L’enseigne de prêt-à-porter qui comptait 500 magasins dont 9 dans l’Hérault a été mise en liquidation judiciaire mercredi 28 septembre, incapable de sortir son épingle du jeu dans un secteur en crise.

© Stephane Gueston

L’annonce a fait l’effet d’une bombe. Pourtant, deux ans plus tôt, Camaïeu a été repris par l’actionnaire Hermione People and Brands (HPB). Mais le verdict du tribunal de commerce de Lille est sans appel. Le redressement judiciaire prononcé le 1er août à l’encontre de l’enseigne s’est transformé en liquidation. 2 600 emplois vont être supprimés.

Une ultime tentative

Rien ne semblait joué la veille. Un plan de continuité de la dernière chance avait été présenté au tribunal. Pour sauver Camaïeu, 500 emplois allaient être supprimés.
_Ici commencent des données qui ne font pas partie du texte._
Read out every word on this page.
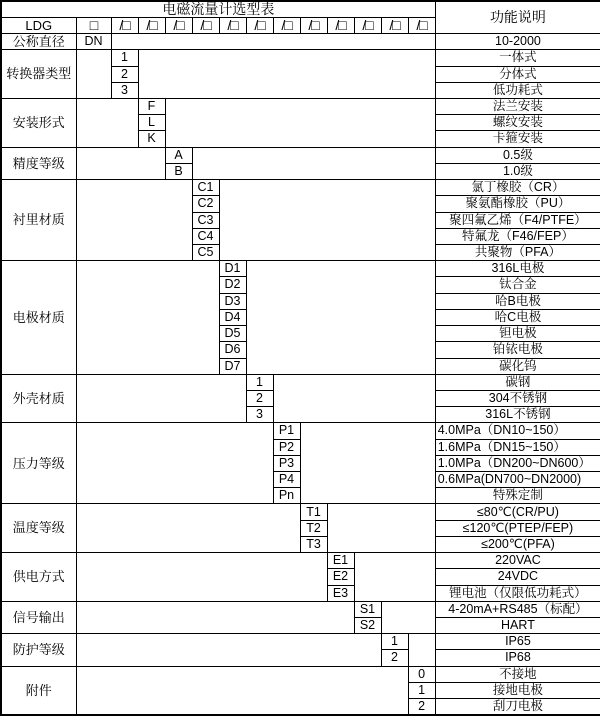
电磁流量计选型表														功能说明
LDG	□	/□	/□	/□	/□	/□	/□	/□	/□	/□	/□	/□	/□	
公称直径	DN													10-2000
转换器类型		1												一体式
		2												分体式
		3												低功耗式
安装形式			F											法兰安装
			L											螺纹安装
			K											卡箍安装
精度等级				A										0.5级
				B										1.0级
衬里材质					C1									氯丁橡胶（CR）
					C2									聚氨酯橡胶（PU）
					C3									聚四氟乙烯（F4/PTFE）
					C4									特氟龙（F46/FEP）
					C5									共聚物（PFA）
电极材质						D1								316L电极
						D2								钛合金
						D3								哈B电极
						D4								哈C电极
						D5								钽电极
						D6								铂铱电极
						D7								碳化钨
外壳材质							1							碳钢
							2							304不锈钢
							3							316L不锈钢
压力等级								P1						4.0MPa（DN10~150）
								P2						1.6MPa（DN15~150）
								P3						1.0MPa（DN200~DN600）
								P4						0.6MPa(DN700~DN2000)
								Pn						特殊定制
温度等级									T1					≤80℃(CR/PU)
									T2					≤120℃(PTEP/FEP)
									T3					≤200℃(PFA)
供电方式										E1				220VAC
										E2				24VDC
										E3				锂电池（仅限低功耗式）
信号输出											S1			4-20mA+RS485（标配）
											S2			HART
防护等级												1		IP65
												2		IP68
附件													0	不接地
													1	接地电极
													2	刮刀电极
De plus, l’actionnaire s’était engagé à accroître son investissement en espérant que la Région Hauts-de-France et l’Etat lui-même apporteraient leurs contributions. L’aide demandée à l’Etat par HPB était de 48 millions d’euros. Un chiffre que Bercy a estimé irréaliste, rappelant au passage que son rôle n’était pas de remplacer des actionnaires.

Des communes de l’Hérault

Le ministre délégué à l’Industrie aurait noté le manque de solidité du plan de relance voulu par l’actionnaire. Ne pouvant engager les 70 millions d’euros nécessaires, l’Etat préfère se concentrer sur l’accompagnement des salariés. En France, plus de 500 magasins Camaïeu vont fermer. Dans le département de l’Hérault, 9 sont concernés sur les communes de Balaruc-le-Vieux, Béziers, Lunel, Montpellier, Saint-Aunès, Saint-Clément-la-Rivière, Saint-Jean-de-Védas et Sète.